Queen Helena, the daughter of the Prefect of Raška Uroš I, and the wife of Hungarian king Bela II the Blind is mentioned as the founder of the monastery.
[1] After the Turks had besieged and for the first time conquered Smederevo Fortress in 1439, they crossed the Danube on two occasions and devastated and robbed Kovin and all surrounding villages.
On October 10, 1440, Hungarian king Vladislav gave to the Kovin migrants the Early Gothic style church with chapels and bell tower, and with it, presumably, the corresponding part of the royal landholdings.

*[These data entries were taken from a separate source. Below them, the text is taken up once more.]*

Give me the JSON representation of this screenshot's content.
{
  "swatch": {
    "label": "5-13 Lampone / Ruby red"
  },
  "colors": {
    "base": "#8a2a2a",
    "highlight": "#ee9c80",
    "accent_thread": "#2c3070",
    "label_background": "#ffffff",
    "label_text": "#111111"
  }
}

There is no direct evidence for this conclusion, but in the Turkish census of 1546 three monks and a priest were recorded in Serbian Kovin, that indicates the possibility that, along with the church, the monastery was already there.
Initially, at the end of the 13th century, the church was a larger one-nave Early Gothic style building of rectangular base shape, dimensions of about 10 x 25 meters and with a useful floor area of about 175 m2.
In the time after the year of 1440, after the church had been given to the Serbs, the harmonious and proportionate Gothic building ( with the chapels ) was, with minor interventions, turned into the Orthodox oratory.
Without a doubt, the original iconostasis in the obtained church was a low altar screen with a small number of icons brought from Kovin in Banat.
In the lower parts of the walls, between the vertical columns, the Serbian rulers, from Nemanja to Emperor Uroš and Prince Lazar, are aligned in their actual size.